Abdominal Assessment for the Correctional Nurse: Lower Abdominal Pain
Abdominal pain is perhaps one of the most frequent complaints listed on a sick call/request to be seen slip in the correctional environment. Changes to routine and diet, stress, and the “unmasking” of symptoms as patients become “detoxed” from substances like alcohol and drugs may contribute to complaints of abdominal problems. It can be the result of an organic issue or identified as physiologic; it can be chronic or acute. While most abdominal pain is self limiting, there are circumstances when abdominal pain signifies a life threatening condition. Thus, it is important that the correctional nurse understand the pathophysiology of the abdomen, and how to conduct a proper assessment of the abdominal areas.

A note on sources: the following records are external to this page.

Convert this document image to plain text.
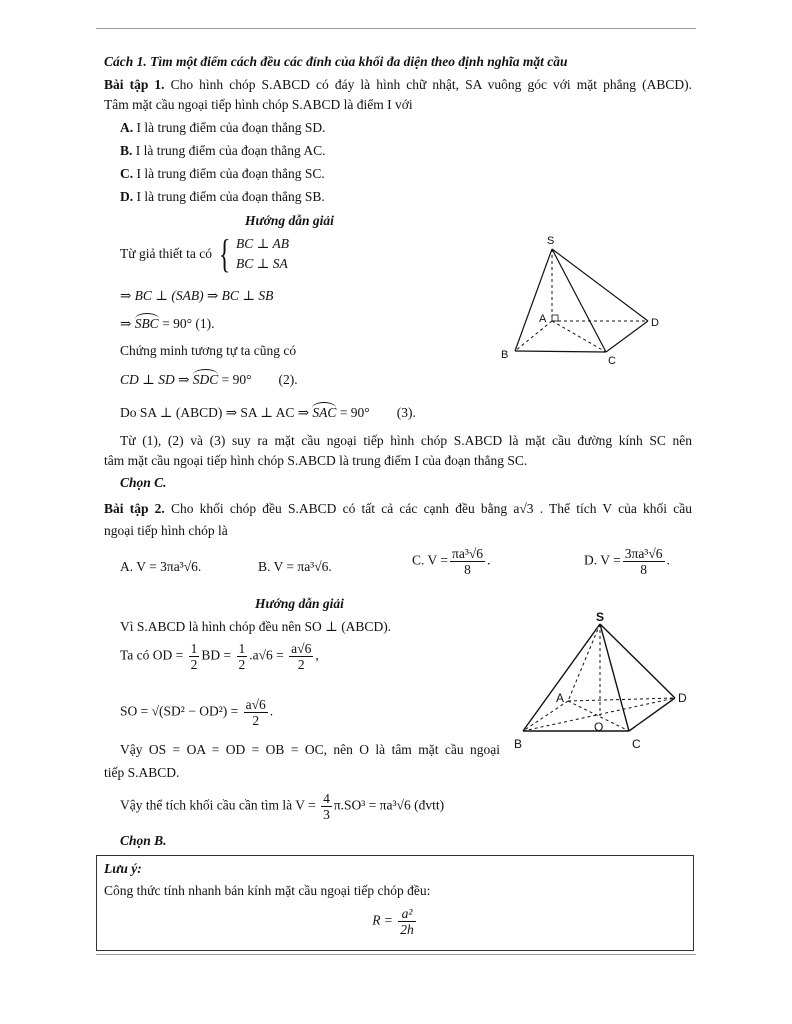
Cách 1. Tìm một điểm cách đều các đỉnh của khối đa diện theo định nghĩa mặt cầu
Bài tập 1. Cho hình chóp S.ABCD có đáy là hình chữ nhật, SA vuông góc với mặt phẳng (ABCD).
Tâm mặt cầu ngoại tiếp hình chóp S.ABCD là điểm I với
A. I là trung điểm của đoạn thẳng SD.
B. I là trung điểm của đoạn thẳng AC.
C. I là trung điểm của đoạn thẳng SC.
D. I là trung điểm của đoạn thẳng SB.
Hướng dẫn giải
Từ giả thiết ta có { BC ⊥ AB
BC ⊥ SA
⇒ BC ⊥ (SAB) ⇒ BC ⊥ SB
⇒ SBC = 90° (1).
Chứng minh tương tự ta cũng có
CD ⊥ SD ⇒ SDC = 90°        (2).
Do SA ⊥ (ABCD) ⇒ SA ⊥ AC ⇒ SAC = 90°        (3).
Từ (1), (2) và (3) suy ra mặt cầu ngoại tiếp hình chóp S.ABCD là mặt cầu đường kính SC nên
tâm mặt cầu ngoại tiếp hình chóp S.ABCD là trung điểm I của đoạn thẳng SC.
Chọn C.
S
A
B	C
D
Bài tập 2. Cho khối chóp đều S.ABCD có tất cả các cạnh đều bằng a√3 . Thể tích V của khối cầu
ngoại tiếp hình chóp là
A. V = 3πa³√6.	B. V = πa³√6.	C. $V = \frac{\text{πa³√6}}{8}$ .	D. $V = \frac{\text{3πa³√6}}{8}$ .
Hướng dẫn giải
Vì S.ABCD là hình chóp đều nên SO ⊥ (ABCD).
Ta có OD = $\frac{1}{2}$ BD = $\frac{1}{2} .a√6 = \frac{a√6}{2}$ ,
SO = $√(SD^2 - OD^2) = \frac{a√6}{2}$ .
Vậy OS = OA = OD = OB = OC, nên O là tâm mặt cầu ngoại
tiếp S.ABCD.
Vậy thể tích khối cầu cần tìm là $V = \frac{4}{3} \pi.SO^3 = \pi a^3√6$ (đvtt)
Chọn B.
S
A
B	C
D
O
Lưu ý:
Công thức tính nhanh bán kính mặt cầu ngoại tiếp chóp đều:
$R = \frac{\text{a²}}{2h}$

As with all presenting complaints, it is vital that a succinct, yet thorough history be obtained from the patient to include any health problems they were experiencing in the past or prior to their incarceration. The myriad of conditions that may present with lower abdominal pain include appendicitis, hernia, diverticulitis, nephrolithiasis, and ectopic pregnancy. While it is not the intention of this class to educate correctional nurses to diagnose the condition of their patient with abdominal pain, it is important that the correctional nurse has a basic understanding of the pathophysiology so that they can identify abnormal symptoms. and determine when a provider needs to be notified.
In this class, the proper way to conduct an abdominal assessment will be reviewed, including appropriate questions to ask of any patient complaining of abdominal pain, how to inspect, auscultate, percuss and palpate the abdomen appropriately, and common signs and symptoms that should prompt a call to a provider. Red Flags will also be discussed.